The marketers had reportedly included only the excise duty as part of the taxable value rather than all taxes, levies, duties and fees in line with Section 13(3)(c) of the VAT, 2013 and the Tax Laws (Amendment) Act, 2020.
The Kenya Revenue Authority is said to have written to EPRA to question why the computation had been done in contrary to the law, which specifies that VAT computation for super petrol, diesel and kerosene at import point differs from the one at the sales point,
At the import level, only excise duty is included as part of the vatable cost in line with Section 14 of the VAT Act, 2013 whereas at the sales point all taxes, levies, duties and fees form part of the taxable value.
The regulator said it was working on modalities to incorporate KRA and the oil companies in harmonising the petroleum taxation process to avoid such errors in the future but the marketers who spoke to Sunday Nation on condition of anonymity to escape victimisation questioned the pricing process.
“We don’t calculate pump prices, if there was an error on our side it ought to have been detected by EPRA, how comes it was passed all the way to the pump prices?
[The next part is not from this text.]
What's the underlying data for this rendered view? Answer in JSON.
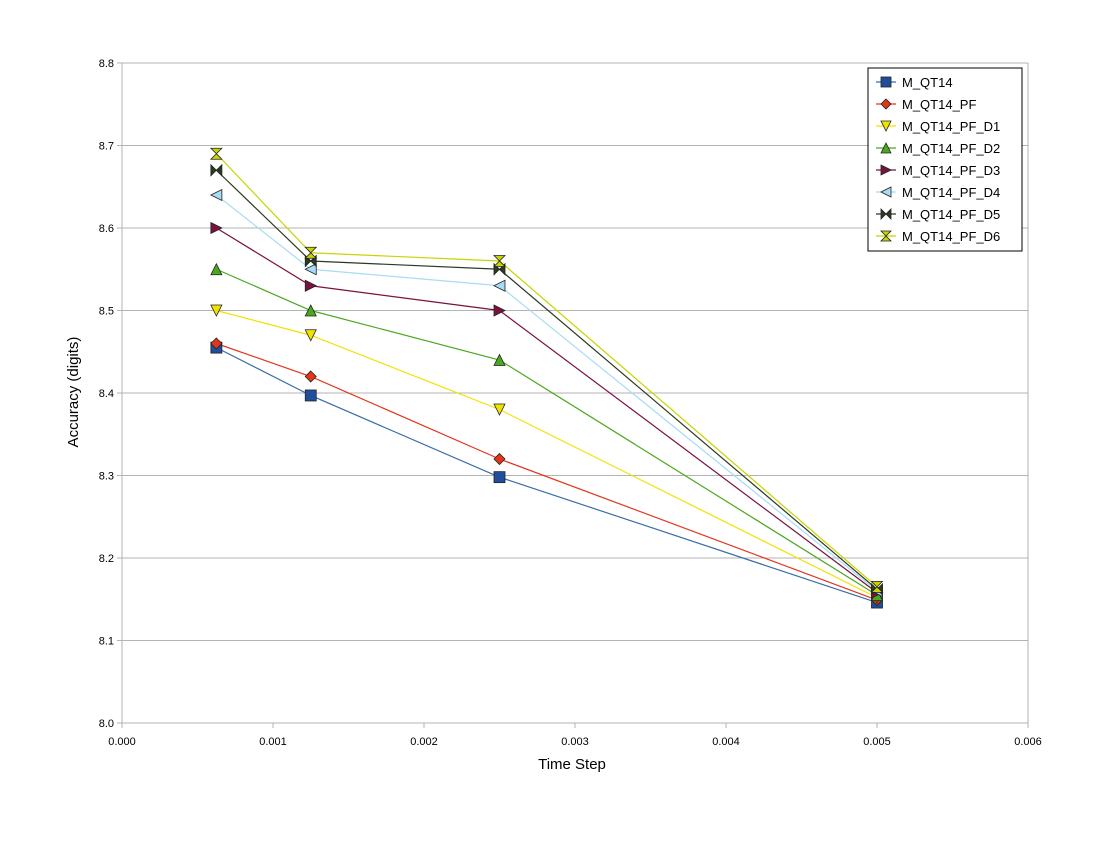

The regulator has a whole legal department who should have helped them interpret the law correctly. This only tells you how easily pricing can be erroneous and you never know how many such mistakes have been made in the past. We need to audit the pricing regime because we have been victims of it as well,” an official of a multinational oil dealer said.
Kenya introduced the fuel price controls in December 2010 to provide for price stability and to save consumers from exploitative pricing by the fuel dealers. EPRA uses the landed cost of refined petroleum products plus the various levies taxes and pass through costs to set the prices every month.
The formula includes controversial levies like 0.5 per cent depot losses for oil dealers, essentially allowing them to lose millions of litres of product and get compensated by the consumers at the pump.
In the current prices, the dealers are allowed to recover losses of 0.5 per cent for petrol and 0.3 per cent for diesel. It means out of the 144 million litres of petrol sold in June, the dealers were compensated for an allowable loss of over 700,000 litres; translating to Sh106 million based on June pump prices. The figure is higher after including the over 500,000 litres allowed for diesel.
The dealers under their supplier umbrella body, Supplycorr, have been pushing that the 0.25 per cent pipeline losses also included in the formula was part of the scheme to steal fuel which was being sneaked out from the Kenya Pipeline depots for sale by a crafty cartel.
The oil marketers even called for a stock audit at Kenya Pipeline depots in the heat of the protest that saw the suspension of senior managers at KPC, a forensic audit whose findings have not been made public more than two years since it was contracted to the London-based Channoil Consulting Limited.
The government collects seven levies and two taxes from each litre of fuel and the latest mix up in price calculation was based on a tax amendment that now allows for double taxation, with other taxes being used in determining the VAT.
Consumers have also began paying an extra Sh5 per litre on the Petroleum Development levy.